The findings can be summarized through the flow-dependent energy diagrams sketched in Fig. 9. A key feature here is that even under zero flow, loop form and β-hairpin form are stable. Although the β-hairpin form is only marginally stable, it does not readily unfold. This has been demonstrated in the new study through a zero-flow simulation of the β-switch in a β-hairpin state.

Figure 9.

Schematic representation of the free energy landscape of the β-switch under different flow conditions. (U) Unfolded β-switch in loop state. (F) Folded β-hairpin. (E) Elongated β-switch.

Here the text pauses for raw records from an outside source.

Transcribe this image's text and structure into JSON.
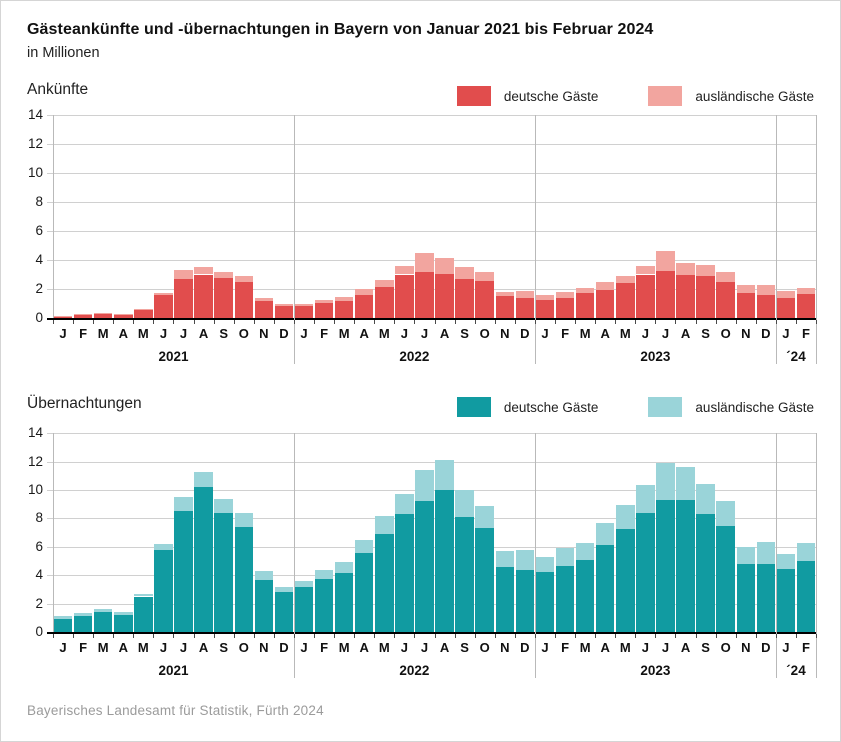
{
  "title": "Gästeankünfte und -übernachtungen in Bayern von Januar 2021 bis Februar 2024",
  "subtitle": "in Millionen",
  "source": "Bayerisches Landesamt für Statistik, Fürth 2024",
  "colors": {
    "arrivals_domestic": "#e14d4d",
    "arrivals_foreign": "#f2a59f",
    "nights_domestic": "#119ba1",
    "nights_foreign": "#9ad4d9",
    "grid": "#d0d0d0",
    "separator": "#b9b9b9",
    "axis": "#000000"
  },
  "x": {
    "month_letters": [
      "J",
      "F",
      "M",
      "A",
      "M",
      "J",
      "J",
      "A",
      "S",
      "O",
      "N",
      "D",
      "J",
      "F",
      "M",
      "A",
      "M",
      "J",
      "J",
      "A",
      "S",
      "O",
      "N",
      "D",
      "J",
      "F",
      "M",
      "A",
      "M",
      "J",
      "J",
      "A",
      "S",
      "O",
      "N",
      "D",
      "J",
      "F"
    ],
    "years": [
      {
        "label": "2021",
        "months": 12
      },
      {
        "label": "2022",
        "months": 12
      },
      {
        "label": "2023",
        "months": 12
      },
      {
        "label": "´24",
        "months": 2
      }
    ]
  },
  "chart_data": [
    {
      "type": "bar",
      "stacked": true,
      "title": "Ankünfte",
      "ylabel": "in Millionen",
      "ylim": [
        0,
        14
      ],
      "y_ticks": [
        14,
        12,
        10,
        8,
        6,
        4,
        2,
        0
      ],
      "grid": true,
      "legend_position": "top-right",
      "legend": [
        {
          "label": "deutsche Gäste",
          "color_key": "arrivals_domestic"
        },
        {
          "label": "ausländische Gäste",
          "color_key": "arrivals_foreign"
        }
      ],
      "categories": [
        "Jan 2021",
        "Feb 2021",
        "Mär 2021",
        "Apr 2021",
        "Mai 2021",
        "Jun 2021",
        "Jul 2021",
        "Aug 2021",
        "Sep 2021",
        "Okt 2021",
        "Nov 2021",
        "Dez 2021",
        "Jan 2022",
        "Feb 2022",
        "Mär 2022",
        "Apr 2022",
        "Mai 2022",
        "Jun 2022",
        "Jul 2022",
        "Aug 2022",
        "Sep 2022",
        "Okt 2022",
        "Nov 2022",
        "Dez 2022",
        "Jan 2023",
        "Feb 2023",
        "Mär 2023",
        "Apr 2023",
        "Mai 2023",
        "Jun 2023",
        "Jul 2023",
        "Aug 2023",
        "Sep 2023",
        "Okt 2023",
        "Nov 2023",
        "Dez 2023",
        "Jan 2024",
        "Feb 2024"
      ],
      "series": [
        {
          "name": "deutsche Gäste",
          "values": [
            0.1,
            0.2,
            0.3,
            0.25,
            0.55,
            1.6,
            2.7,
            3.0,
            2.75,
            2.5,
            1.2,
            0.8,
            0.8,
            1.05,
            1.2,
            1.6,
            2.15,
            3.0,
            3.15,
            3.05,
            2.7,
            2.55,
            1.5,
            1.35,
            1.25,
            1.4,
            1.7,
            1.95,
            2.4,
            3.0,
            3.25,
            2.95,
            2.9,
            2.5,
            1.75,
            1.6,
            1.35,
            1.65
          ]
        },
        {
          "name": "ausländische Gäste",
          "values": [
            0.05,
            0.05,
            0.05,
            0.05,
            0.1,
            0.15,
            0.6,
            0.55,
            0.45,
            0.4,
            0.2,
            0.15,
            0.15,
            0.2,
            0.25,
            0.4,
            0.5,
            0.6,
            1.3,
            1.1,
            0.8,
            0.6,
            0.3,
            0.5,
            0.35,
            0.4,
            0.4,
            0.5,
            0.5,
            0.6,
            1.35,
            0.85,
            0.75,
            0.7,
            0.5,
            0.7,
            0.5,
            0.4
          ]
        }
      ]
    },
    {
      "type": "bar",
      "stacked": true,
      "title": "Übernachtungen",
      "ylabel": "in Millionen",
      "ylim": [
        0,
        14
      ],
      "y_ticks": [
        14,
        12,
        10,
        8,
        6,
        4,
        2,
        0
      ],
      "grid": true,
      "legend_position": "top-right",
      "legend": [
        {
          "label": "deutsche Gäste",
          "color_key": "nights_domestic"
        },
        {
          "label": "ausländische Gäste",
          "color_key": "nights_foreign"
        }
      ],
      "categories": [
        "Jan 2021",
        "Feb 2021",
        "Mär 2021",
        "Apr 2021",
        "Mai 2021",
        "Jun 2021",
        "Jul 2021",
        "Aug 2021",
        "Sep 2021",
        "Okt 2021",
        "Nov 2021",
        "Dez 2021",
        "Jan 2022",
        "Feb 2022",
        "Mär 2022",
        "Apr 2022",
        "Mai 2022",
        "Jun 2022",
        "Jul 2022",
        "Aug 2022",
        "Sep 2022",
        "Okt 2022",
        "Nov 2022",
        "Dez 2022",
        "Jan 2023",
        "Feb 2023",
        "Mär 2023",
        "Apr 2023",
        "Mai 2023",
        "Jun 2023",
        "Jul 2023",
        "Aug 2023",
        "Sep 2023",
        "Okt 2023",
        "Nov 2023",
        "Dez 2023",
        "Jan 2024",
        "Feb 2024"
      ],
      "series": [
        {
          "name": "deutsche Gäste",
          "values": [
            0.9,
            1.1,
            1.4,
            1.2,
            2.5,
            5.8,
            8.5,
            10.2,
            8.4,
            7.4,
            3.65,
            2.8,
            3.2,
            3.75,
            4.15,
            5.55,
            6.9,
            8.3,
            9.2,
            10.0,
            8.1,
            7.3,
            4.6,
            4.35,
            4.25,
            4.65,
            5.05,
            6.15,
            7.25,
            8.4,
            9.3,
            9.3,
            8.3,
            7.45,
            4.8,
            4.8,
            4.45,
            5.0
          ]
        },
        {
          "name": "ausländische Gäste",
          "values": [
            0.2,
            0.25,
            0.25,
            0.2,
            0.15,
            0.4,
            1.0,
            1.1,
            1.0,
            1.0,
            0.65,
            0.4,
            0.4,
            0.6,
            0.8,
            0.9,
            1.3,
            1.45,
            2.2,
            2.1,
            1.9,
            1.6,
            1.1,
            1.4,
            1.05,
            1.25,
            1.25,
            1.5,
            1.7,
            1.95,
            2.6,
            2.35,
            2.1,
            1.75,
            1.2,
            1.55,
            1.05,
            1.25
          ]
        }
      ]
    }
  ]
}
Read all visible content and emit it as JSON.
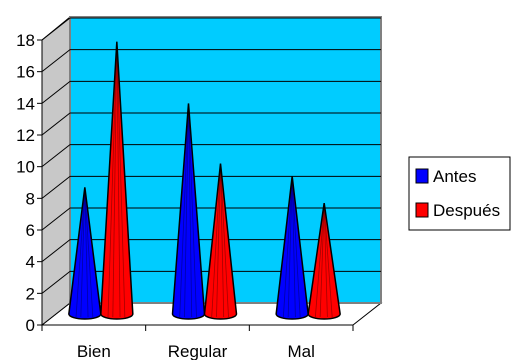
{
  "chart_data": {
    "type": "bar",
    "bar_shape": "cone",
    "three_d": true,
    "title": "",
    "xlabel": "",
    "ylabel": "",
    "categories": [
      "Bien",
      "Regular",
      "Mal"
    ],
    "series": [
      {
        "name": "Antes",
        "values": [
          8,
          13.3,
          8.7
        ],
        "color": "#0000ff"
      },
      {
        "name": "Después",
        "values": [
          17.2,
          9.5,
          7
        ],
        "color": "#ff0000"
      }
    ],
    "ylim": [
      0,
      18
    ],
    "yticks": [
      0,
      2,
      4,
      6,
      8,
      10,
      12,
      14,
      16,
      18
    ],
    "grid": true,
    "wall_color": "#00ccff",
    "legend_position": "right"
  }
}
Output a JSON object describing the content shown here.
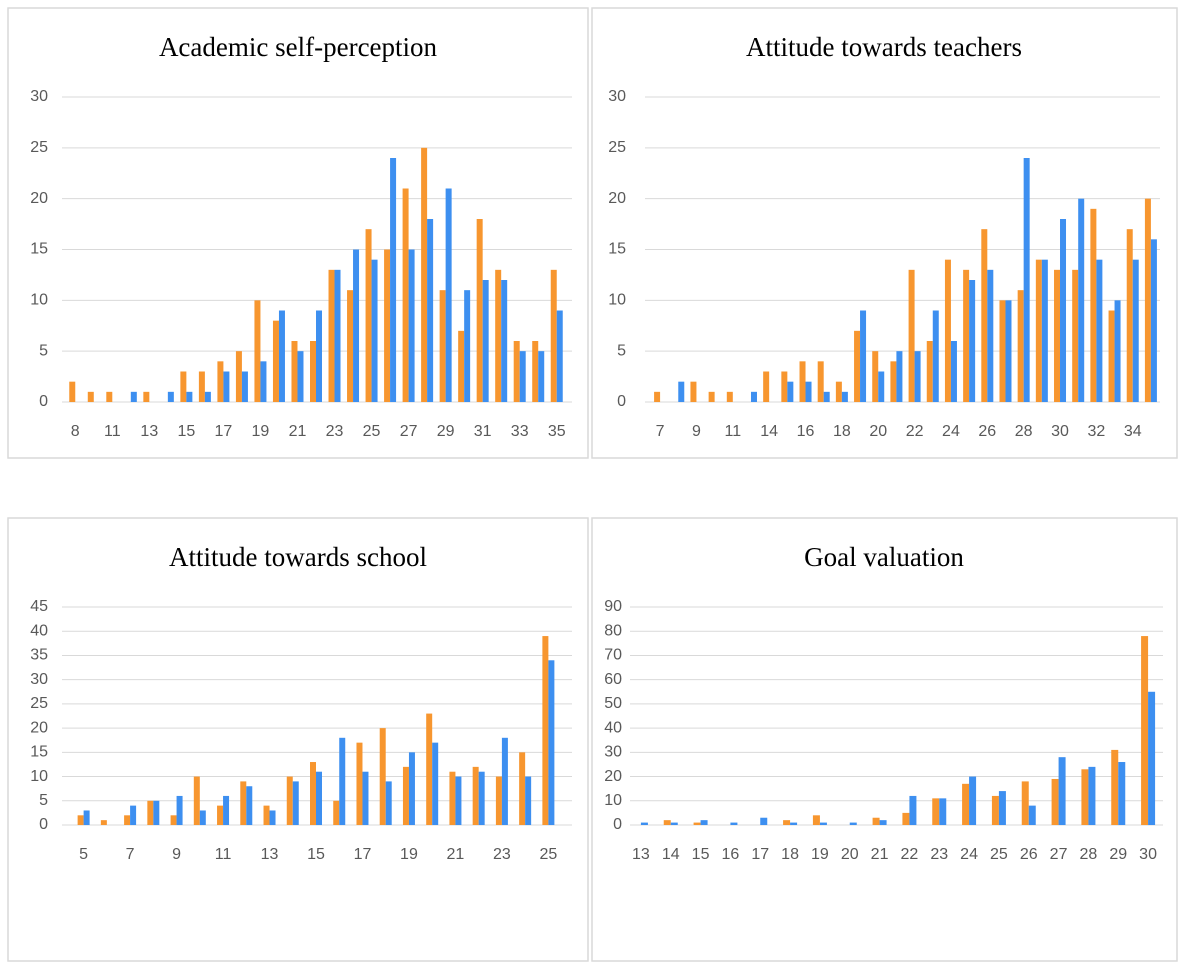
{
  "chart_data": [
    {
      "type": "bar",
      "title": "Academic self-perception",
      "categories": [
        8,
        null,
        11,
        null,
        13,
        null,
        15,
        null,
        17,
        null,
        19,
        null,
        21,
        null,
        23,
        null,
        25,
        null,
        27,
        null,
        29,
        null,
        31,
        null,
        33,
        null,
        35
      ],
      "series": [
        {
          "color": "#f7962f",
          "values": [
            2,
            1,
            1,
            0,
            1,
            0,
            3,
            3,
            4,
            5,
            10,
            8,
            6,
            6,
            13,
            11,
            17,
            15,
            21,
            25,
            11,
            7,
            18,
            13,
            6,
            6,
            13
          ]
        },
        {
          "color": "#3d8ff0",
          "values": [
            0,
            0,
            0,
            1,
            0,
            1,
            1,
            1,
            3,
            3,
            4,
            9,
            5,
            9,
            13,
            15,
            14,
            24,
            15,
            18,
            21,
            11,
            12,
            12,
            5,
            5,
            9
          ]
        }
      ],
      "ylim": [
        0,
        30
      ],
      "yticks": [
        0,
        5,
        10,
        15,
        20,
        25,
        30
      ],
      "grid": true
    },
    {
      "type": "bar",
      "title": "Attitude towards teachers",
      "categories": [
        7,
        null,
        9,
        null,
        11,
        null,
        14,
        null,
        16,
        null,
        18,
        null,
        20,
        null,
        22,
        null,
        24,
        null,
        26,
        null,
        28,
        null,
        30,
        null,
        32,
        null,
        34,
        null
      ],
      "series": [
        {
          "color": "#f7962f",
          "values": [
            1,
            0,
            2,
            1,
            1,
            0,
            3,
            3,
            4,
            4,
            2,
            7,
            5,
            4,
            13,
            6,
            14,
            13,
            17,
            10,
            11,
            14,
            13,
            13,
            19,
            9,
            17,
            20
          ]
        },
        {
          "color": "#3d8ff0",
          "values": [
            0,
            2,
            0,
            0,
            0,
            1,
            0,
            2,
            2,
            1,
            1,
            9,
            3,
            5,
            5,
            9,
            6,
            12,
            13,
            10,
            24,
            14,
            18,
            20,
            14,
            10,
            14,
            16
          ]
        }
      ],
      "ylim": [
        0,
        30
      ],
      "yticks": [
        0,
        5,
        10,
        15,
        20,
        25,
        30
      ],
      "grid": true
    },
    {
      "type": "bar",
      "title": "Attitude towards school",
      "categories": [
        5,
        null,
        7,
        null,
        9,
        null,
        11,
        null,
        13,
        null,
        15,
        null,
        17,
        null,
        19,
        null,
        21,
        null,
        23,
        null,
        25
      ],
      "series": [
        {
          "color": "#f7962f",
          "values": [
            2,
            1,
            2,
            5,
            2,
            10,
            4,
            9,
            4,
            10,
            13,
            5,
            17,
            20,
            12,
            23,
            11,
            12,
            10,
            15,
            39
          ]
        },
        {
          "color": "#3d8ff0",
          "values": [
            3,
            0,
            4,
            5,
            6,
            3,
            6,
            8,
            3,
            9,
            11,
            18,
            11,
            9,
            15,
            17,
            10,
            11,
            18,
            10,
            34
          ]
        }
      ],
      "ylim": [
        0,
        45
      ],
      "yticks": [
        0,
        5,
        10,
        15,
        20,
        25,
        30,
        35,
        40,
        45
      ],
      "grid": true
    },
    {
      "type": "bar",
      "title": "Goal valuation",
      "categories": [
        13,
        14,
        15,
        16,
        17,
        18,
        19,
        20,
        21,
        22,
        23,
        24,
        25,
        26,
        27,
        28,
        29,
        30
      ],
      "series": [
        {
          "color": "#f7962f",
          "values": [
            0,
            2,
            1,
            0,
            0,
            2,
            4,
            0,
            3,
            5,
            11,
            17,
            12,
            18,
            19,
            23,
            31,
            78
          ]
        },
        {
          "color": "#3d8ff0",
          "values": [
            1,
            1,
            2,
            1,
            3,
            1,
            1,
            1,
            2,
            12,
            11,
            20,
            14,
            8,
            28,
            24,
            26,
            55
          ]
        }
      ],
      "ylim": [
        0,
        90
      ],
      "yticks": [
        0,
        10,
        20,
        30,
        40,
        50,
        60,
        70,
        80,
        90
      ],
      "grid": true
    }
  ]
}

In summary, our study on flow-induced β-hairpin folding illustrates the role of external force on protein folding. Protein folding in biological cells is driven by many weak forces, some of which stem from within the protein, whereas some stem from the environment. From the environment, external factors such as pH value, temperature, pressure, and movement of water can influence folding. The β-switch of GPIbα adopts a loop conformation without flow, but once a blood vessel is injured, bleeding causes elongational flow (49,50) or turbulent flow. Shear then triggers the β-hairpin folding of the GPIbα β-switch; this conformational change increases the binding affinity of GPIbα to von Willebrand factor and eventually leads to blood clotting, which heals the vessel. Apparently, for the β-switch of GPIbα, the laminar flow prevalent in a healthy blood vessel does not induce elongation. It is amazing how weak environmental effects along with a pluripotent free energy landscape can render a simple protein a highly sensitive detector.